Gibt es in der ganzen Stadt Mahallas? Wer lebt hier?
EC: Alle Stadtgebiete sind in Mahallas unterteilt. Und dort gibt es gleichermassen alte, aber auch moderne Häuser. Es handelt sich um eine Form des Mehrgenarationenwohnens, wenn man so will, in einem Dorf in der Stadt. Wir stellen ein grosses Spektrum an Diversität fest: Diversität in der Architektur, in den Dimensionen, in der sozialen und religiösen Zugehörigkeit. So gibt es beispielsweise in Buchara eine jüdische Mahalla. Die Leute erkennen heute den Mehrwert solcher Strukturen: Einen Garten zu haben, ist nicht selbstverständlich in einer Stadt. Solche Bewegungen beobachtet man ja auch hierzulande. In den 1970er-Jahren etwa entdeckte man die Altstadt neu.
Wie kam es zur Wahl dieses Materials? Die gelbe Farbe gleicht fast einer Kunstinstallation.

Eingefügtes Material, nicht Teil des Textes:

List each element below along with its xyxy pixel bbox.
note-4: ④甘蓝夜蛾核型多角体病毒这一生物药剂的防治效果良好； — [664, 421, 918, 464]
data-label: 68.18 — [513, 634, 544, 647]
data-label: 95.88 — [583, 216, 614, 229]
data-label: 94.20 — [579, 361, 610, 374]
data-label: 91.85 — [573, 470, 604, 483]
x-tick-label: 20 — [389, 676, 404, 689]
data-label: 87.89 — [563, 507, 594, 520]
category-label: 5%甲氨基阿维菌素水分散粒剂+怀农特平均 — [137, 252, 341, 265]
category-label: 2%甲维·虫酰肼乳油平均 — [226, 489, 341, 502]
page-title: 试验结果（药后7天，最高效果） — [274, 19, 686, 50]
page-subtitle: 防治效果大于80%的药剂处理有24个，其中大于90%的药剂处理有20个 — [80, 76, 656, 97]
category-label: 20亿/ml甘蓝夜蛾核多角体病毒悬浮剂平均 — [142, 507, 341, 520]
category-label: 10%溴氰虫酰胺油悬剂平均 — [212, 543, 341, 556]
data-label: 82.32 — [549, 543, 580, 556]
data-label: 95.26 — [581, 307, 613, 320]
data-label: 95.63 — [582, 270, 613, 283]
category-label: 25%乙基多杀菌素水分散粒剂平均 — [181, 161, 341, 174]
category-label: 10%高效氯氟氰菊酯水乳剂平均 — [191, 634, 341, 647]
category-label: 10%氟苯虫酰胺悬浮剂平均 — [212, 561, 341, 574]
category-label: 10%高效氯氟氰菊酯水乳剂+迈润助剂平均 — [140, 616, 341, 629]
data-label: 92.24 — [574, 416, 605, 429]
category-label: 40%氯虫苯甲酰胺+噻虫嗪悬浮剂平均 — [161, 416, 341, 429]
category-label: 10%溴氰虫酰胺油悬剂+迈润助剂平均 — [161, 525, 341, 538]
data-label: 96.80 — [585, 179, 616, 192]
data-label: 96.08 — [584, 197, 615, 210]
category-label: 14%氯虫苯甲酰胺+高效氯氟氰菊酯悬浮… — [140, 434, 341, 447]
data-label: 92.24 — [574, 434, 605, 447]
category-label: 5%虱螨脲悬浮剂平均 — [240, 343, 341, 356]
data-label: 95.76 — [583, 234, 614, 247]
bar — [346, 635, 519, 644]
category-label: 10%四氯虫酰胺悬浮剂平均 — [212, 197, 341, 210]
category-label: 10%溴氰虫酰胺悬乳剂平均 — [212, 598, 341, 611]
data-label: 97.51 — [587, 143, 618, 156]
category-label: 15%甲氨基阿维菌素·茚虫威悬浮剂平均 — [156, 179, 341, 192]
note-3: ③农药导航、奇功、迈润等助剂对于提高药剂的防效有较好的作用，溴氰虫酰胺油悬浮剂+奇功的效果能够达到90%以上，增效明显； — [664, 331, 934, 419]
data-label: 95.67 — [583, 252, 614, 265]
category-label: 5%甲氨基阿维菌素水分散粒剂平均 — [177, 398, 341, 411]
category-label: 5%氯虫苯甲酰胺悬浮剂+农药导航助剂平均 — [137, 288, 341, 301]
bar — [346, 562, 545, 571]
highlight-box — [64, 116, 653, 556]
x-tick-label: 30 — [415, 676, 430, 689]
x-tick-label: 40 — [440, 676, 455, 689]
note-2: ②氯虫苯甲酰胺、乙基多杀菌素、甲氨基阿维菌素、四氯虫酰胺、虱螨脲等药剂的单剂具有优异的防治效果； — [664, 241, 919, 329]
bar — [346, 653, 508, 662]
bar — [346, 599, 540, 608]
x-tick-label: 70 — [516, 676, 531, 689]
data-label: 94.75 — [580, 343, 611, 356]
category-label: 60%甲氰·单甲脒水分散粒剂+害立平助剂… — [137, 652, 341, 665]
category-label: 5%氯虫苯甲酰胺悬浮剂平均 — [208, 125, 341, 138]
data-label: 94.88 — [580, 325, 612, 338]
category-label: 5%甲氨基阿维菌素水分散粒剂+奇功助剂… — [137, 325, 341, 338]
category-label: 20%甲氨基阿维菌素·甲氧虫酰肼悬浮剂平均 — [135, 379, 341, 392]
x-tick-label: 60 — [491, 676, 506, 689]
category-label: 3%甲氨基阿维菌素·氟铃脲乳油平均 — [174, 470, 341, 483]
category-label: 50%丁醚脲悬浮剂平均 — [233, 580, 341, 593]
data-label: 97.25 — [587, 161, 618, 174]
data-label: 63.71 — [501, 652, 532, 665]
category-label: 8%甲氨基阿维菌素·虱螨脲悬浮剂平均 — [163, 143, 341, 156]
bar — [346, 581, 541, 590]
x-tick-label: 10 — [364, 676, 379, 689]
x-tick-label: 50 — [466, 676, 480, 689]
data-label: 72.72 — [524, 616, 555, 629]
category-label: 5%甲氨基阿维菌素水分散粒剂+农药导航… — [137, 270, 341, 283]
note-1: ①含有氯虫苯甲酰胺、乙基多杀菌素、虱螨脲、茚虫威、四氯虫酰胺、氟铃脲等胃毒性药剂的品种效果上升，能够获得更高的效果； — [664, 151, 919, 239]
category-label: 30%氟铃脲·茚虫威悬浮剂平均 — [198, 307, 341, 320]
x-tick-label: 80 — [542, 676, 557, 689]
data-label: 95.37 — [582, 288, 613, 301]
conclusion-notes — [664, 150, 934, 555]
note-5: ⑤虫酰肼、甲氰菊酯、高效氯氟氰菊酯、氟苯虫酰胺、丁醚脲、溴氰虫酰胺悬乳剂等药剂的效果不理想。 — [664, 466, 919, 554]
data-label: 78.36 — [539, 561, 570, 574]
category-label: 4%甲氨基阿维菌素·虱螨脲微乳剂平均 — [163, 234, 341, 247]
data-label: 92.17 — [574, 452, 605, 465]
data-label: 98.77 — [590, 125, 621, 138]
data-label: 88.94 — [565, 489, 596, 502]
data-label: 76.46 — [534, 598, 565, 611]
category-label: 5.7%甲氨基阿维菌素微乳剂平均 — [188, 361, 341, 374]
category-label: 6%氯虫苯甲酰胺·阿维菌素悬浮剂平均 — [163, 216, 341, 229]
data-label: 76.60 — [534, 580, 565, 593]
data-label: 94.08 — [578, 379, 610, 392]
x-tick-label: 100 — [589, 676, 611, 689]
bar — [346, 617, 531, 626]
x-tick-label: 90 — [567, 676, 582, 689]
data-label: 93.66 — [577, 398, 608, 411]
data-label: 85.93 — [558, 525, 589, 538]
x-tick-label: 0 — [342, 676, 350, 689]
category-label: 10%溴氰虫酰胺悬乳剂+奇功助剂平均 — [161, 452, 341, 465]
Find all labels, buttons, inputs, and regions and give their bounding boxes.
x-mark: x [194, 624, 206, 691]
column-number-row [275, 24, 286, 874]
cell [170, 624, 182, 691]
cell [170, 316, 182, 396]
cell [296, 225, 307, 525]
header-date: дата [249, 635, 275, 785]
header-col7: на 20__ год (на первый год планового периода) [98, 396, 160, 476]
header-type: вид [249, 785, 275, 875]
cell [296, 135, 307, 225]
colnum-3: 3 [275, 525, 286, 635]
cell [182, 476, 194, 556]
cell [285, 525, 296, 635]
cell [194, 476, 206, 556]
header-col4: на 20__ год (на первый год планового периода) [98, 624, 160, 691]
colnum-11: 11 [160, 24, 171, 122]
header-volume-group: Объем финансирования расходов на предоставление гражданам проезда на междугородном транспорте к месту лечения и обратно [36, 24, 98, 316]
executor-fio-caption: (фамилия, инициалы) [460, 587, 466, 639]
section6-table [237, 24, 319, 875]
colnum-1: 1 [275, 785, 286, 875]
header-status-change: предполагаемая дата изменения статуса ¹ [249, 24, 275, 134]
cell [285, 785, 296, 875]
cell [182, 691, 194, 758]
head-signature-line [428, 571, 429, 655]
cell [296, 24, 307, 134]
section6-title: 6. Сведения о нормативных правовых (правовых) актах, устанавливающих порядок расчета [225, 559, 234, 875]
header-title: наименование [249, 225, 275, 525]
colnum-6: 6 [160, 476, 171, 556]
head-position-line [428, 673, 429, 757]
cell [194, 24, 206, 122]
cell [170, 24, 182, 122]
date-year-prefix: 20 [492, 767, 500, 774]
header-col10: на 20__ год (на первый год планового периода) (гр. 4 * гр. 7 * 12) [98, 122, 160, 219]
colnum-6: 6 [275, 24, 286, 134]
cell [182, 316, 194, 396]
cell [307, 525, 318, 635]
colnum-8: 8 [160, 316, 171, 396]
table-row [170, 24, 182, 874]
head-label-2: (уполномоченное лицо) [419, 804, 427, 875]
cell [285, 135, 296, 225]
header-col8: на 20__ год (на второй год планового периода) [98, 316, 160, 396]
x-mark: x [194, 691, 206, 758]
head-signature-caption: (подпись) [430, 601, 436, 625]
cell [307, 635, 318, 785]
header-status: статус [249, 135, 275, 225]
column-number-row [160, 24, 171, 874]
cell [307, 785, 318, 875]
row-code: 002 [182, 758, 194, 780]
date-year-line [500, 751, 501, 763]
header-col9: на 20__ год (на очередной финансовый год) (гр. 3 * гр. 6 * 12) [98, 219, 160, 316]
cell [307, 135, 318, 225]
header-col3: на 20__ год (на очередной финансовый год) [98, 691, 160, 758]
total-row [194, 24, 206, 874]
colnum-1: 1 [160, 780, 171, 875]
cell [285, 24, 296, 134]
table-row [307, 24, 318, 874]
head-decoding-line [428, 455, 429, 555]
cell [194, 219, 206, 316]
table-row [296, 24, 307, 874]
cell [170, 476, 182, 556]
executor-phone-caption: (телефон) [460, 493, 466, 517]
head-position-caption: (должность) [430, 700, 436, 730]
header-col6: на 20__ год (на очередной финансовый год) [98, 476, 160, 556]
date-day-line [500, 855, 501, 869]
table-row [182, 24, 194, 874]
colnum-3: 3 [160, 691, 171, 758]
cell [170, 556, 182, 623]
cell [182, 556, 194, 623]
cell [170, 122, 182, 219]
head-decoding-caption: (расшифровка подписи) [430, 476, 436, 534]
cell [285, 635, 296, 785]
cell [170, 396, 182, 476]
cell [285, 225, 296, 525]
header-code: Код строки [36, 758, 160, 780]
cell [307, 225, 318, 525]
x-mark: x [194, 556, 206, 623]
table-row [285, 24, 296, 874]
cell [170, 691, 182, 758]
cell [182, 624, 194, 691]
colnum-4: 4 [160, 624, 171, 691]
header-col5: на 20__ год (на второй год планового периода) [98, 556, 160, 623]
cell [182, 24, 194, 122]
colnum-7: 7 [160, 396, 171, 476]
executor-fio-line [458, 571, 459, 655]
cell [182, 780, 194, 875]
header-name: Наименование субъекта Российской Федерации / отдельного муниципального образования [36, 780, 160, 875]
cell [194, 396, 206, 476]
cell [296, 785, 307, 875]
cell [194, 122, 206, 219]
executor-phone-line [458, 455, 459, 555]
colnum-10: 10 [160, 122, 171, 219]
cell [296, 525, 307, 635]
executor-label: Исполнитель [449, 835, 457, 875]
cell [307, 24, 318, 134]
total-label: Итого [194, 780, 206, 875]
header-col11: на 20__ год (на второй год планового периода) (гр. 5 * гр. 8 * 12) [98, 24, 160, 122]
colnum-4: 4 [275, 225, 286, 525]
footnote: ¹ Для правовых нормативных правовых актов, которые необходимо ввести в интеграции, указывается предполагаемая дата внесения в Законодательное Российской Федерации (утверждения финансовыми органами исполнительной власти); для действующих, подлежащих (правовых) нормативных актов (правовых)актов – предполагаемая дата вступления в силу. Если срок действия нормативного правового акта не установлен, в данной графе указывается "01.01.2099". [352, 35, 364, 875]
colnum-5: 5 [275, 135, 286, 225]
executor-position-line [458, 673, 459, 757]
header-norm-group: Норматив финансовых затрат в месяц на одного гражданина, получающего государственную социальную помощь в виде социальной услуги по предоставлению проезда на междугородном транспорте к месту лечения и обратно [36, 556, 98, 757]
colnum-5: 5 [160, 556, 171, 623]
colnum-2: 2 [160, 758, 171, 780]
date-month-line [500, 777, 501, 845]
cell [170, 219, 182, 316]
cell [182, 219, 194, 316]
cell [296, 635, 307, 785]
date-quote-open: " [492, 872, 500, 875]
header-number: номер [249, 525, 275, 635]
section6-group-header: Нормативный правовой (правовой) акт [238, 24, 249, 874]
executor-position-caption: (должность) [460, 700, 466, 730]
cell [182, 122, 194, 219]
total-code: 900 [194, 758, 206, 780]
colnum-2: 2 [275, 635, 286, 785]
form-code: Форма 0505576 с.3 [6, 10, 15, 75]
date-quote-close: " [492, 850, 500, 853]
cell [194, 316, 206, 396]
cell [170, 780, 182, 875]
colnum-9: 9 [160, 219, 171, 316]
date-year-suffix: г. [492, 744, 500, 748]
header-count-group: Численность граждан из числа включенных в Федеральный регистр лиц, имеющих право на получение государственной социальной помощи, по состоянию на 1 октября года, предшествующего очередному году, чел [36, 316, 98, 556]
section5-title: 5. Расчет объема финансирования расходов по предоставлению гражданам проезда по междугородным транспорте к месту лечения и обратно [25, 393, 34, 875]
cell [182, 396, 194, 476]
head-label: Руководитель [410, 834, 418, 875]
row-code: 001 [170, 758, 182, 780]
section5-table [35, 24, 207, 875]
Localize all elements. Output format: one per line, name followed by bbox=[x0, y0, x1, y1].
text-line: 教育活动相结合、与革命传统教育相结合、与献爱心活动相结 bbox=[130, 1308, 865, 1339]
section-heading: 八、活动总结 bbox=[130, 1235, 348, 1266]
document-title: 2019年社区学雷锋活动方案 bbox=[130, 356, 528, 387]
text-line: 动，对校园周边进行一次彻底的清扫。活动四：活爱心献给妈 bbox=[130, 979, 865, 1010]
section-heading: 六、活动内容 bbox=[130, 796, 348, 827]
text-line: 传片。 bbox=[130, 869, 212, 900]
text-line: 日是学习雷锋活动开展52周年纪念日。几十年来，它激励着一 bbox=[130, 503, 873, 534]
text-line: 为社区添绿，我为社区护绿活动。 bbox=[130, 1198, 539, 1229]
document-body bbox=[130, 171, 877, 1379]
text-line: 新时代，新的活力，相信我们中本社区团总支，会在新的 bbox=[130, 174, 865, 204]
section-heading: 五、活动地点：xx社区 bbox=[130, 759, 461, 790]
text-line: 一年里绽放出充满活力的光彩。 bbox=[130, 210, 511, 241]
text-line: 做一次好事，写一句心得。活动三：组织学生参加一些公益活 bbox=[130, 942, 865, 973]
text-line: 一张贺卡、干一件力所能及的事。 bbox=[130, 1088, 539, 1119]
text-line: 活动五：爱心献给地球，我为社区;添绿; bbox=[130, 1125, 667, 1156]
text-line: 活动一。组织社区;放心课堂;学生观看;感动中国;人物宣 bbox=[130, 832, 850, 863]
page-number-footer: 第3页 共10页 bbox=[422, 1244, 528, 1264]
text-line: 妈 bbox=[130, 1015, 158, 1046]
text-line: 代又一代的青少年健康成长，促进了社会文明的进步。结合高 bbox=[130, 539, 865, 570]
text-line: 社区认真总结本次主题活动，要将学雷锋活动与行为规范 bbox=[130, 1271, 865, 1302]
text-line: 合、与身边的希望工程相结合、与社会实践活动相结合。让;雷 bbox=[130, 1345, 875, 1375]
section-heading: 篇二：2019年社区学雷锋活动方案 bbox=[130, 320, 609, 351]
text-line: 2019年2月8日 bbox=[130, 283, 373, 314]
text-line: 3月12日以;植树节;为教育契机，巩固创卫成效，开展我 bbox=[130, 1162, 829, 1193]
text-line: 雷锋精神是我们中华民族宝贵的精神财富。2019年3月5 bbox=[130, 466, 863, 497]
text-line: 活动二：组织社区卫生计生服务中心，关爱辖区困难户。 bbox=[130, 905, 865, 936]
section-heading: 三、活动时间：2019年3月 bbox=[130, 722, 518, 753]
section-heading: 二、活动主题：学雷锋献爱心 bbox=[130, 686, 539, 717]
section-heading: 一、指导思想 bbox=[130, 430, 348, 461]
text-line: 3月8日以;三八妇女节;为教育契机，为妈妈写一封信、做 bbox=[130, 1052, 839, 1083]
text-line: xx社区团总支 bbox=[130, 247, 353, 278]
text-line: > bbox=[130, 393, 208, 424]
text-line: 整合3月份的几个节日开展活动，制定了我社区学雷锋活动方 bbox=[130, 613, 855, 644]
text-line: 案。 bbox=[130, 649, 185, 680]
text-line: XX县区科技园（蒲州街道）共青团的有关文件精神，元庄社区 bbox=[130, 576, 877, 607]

EC: Das hat eine ganz konkrete Inspiration: In vielen älteren Quartieren in Taschkent wurden während der Sowjetzeit Gasleitungen verlegt. Die Standardfarbe dieser Rohre ist derselbe Gelbton, den wir auch hier in Venedig verwendet haben. Die Idee, nur die Abstraktion des Hauses zu zeigen, haben wir mit den real existierenden Rohren kombiniert. Das ist keine referenzielle Architektur, sondern vielmehr eine Art Übersetzung.
Und die Neonröhren? Findet man die auch so?
EC: Ja, durchaus! Die Beleuchtung ist meistens ganz einfach.
Sie bezeichnen diese Lebensform als ökologisch. Könnten Sie das erläutern?
EC: Was das Thema Nachhaltigkeit betrifft, ist für mich der Umgang mit der bestehenden Bausubstanz zentral. Das Neue und das Alte, das Urbane und das Rurale durchwirken sich. Gärten und eine kommunal organisierte Grundversorgung ermöglichen zudem ein funktionierendes, nachhaltiges Ökosystem.
Was haben Sie gelernt von den Mahallas? Ist dieses Konzept skalierbar?
EC: Es ist für uns ein Privileg, Gebäudetypologien zu erforschen. Das erweitert unser Repertoire und wir sind dankbar, dass wir dies mit einem international Publikum teilen dürfen. Die Frage, wie man eine solch spezifische, lokale Architektur in einen anderen Kontext transferieren kann, ist spannend. Die Rolle der vernakulären Architektur als Inspirationsquelle ist auch bei uns ein Thema. Die späte Moderne hat sich immer wieder auf solche Bauten bezogen.
Wie waren die ersten Reaktionen auf die Ausstellung in Venedig?
EC: An der offiziellen Eröffnung spürte man die Genugtuung und den Stolz der staatlichen Vertreter*innen. Ich bin gespannt, was dieses Projekt bewirkt und was es für eine Debatte auslöst.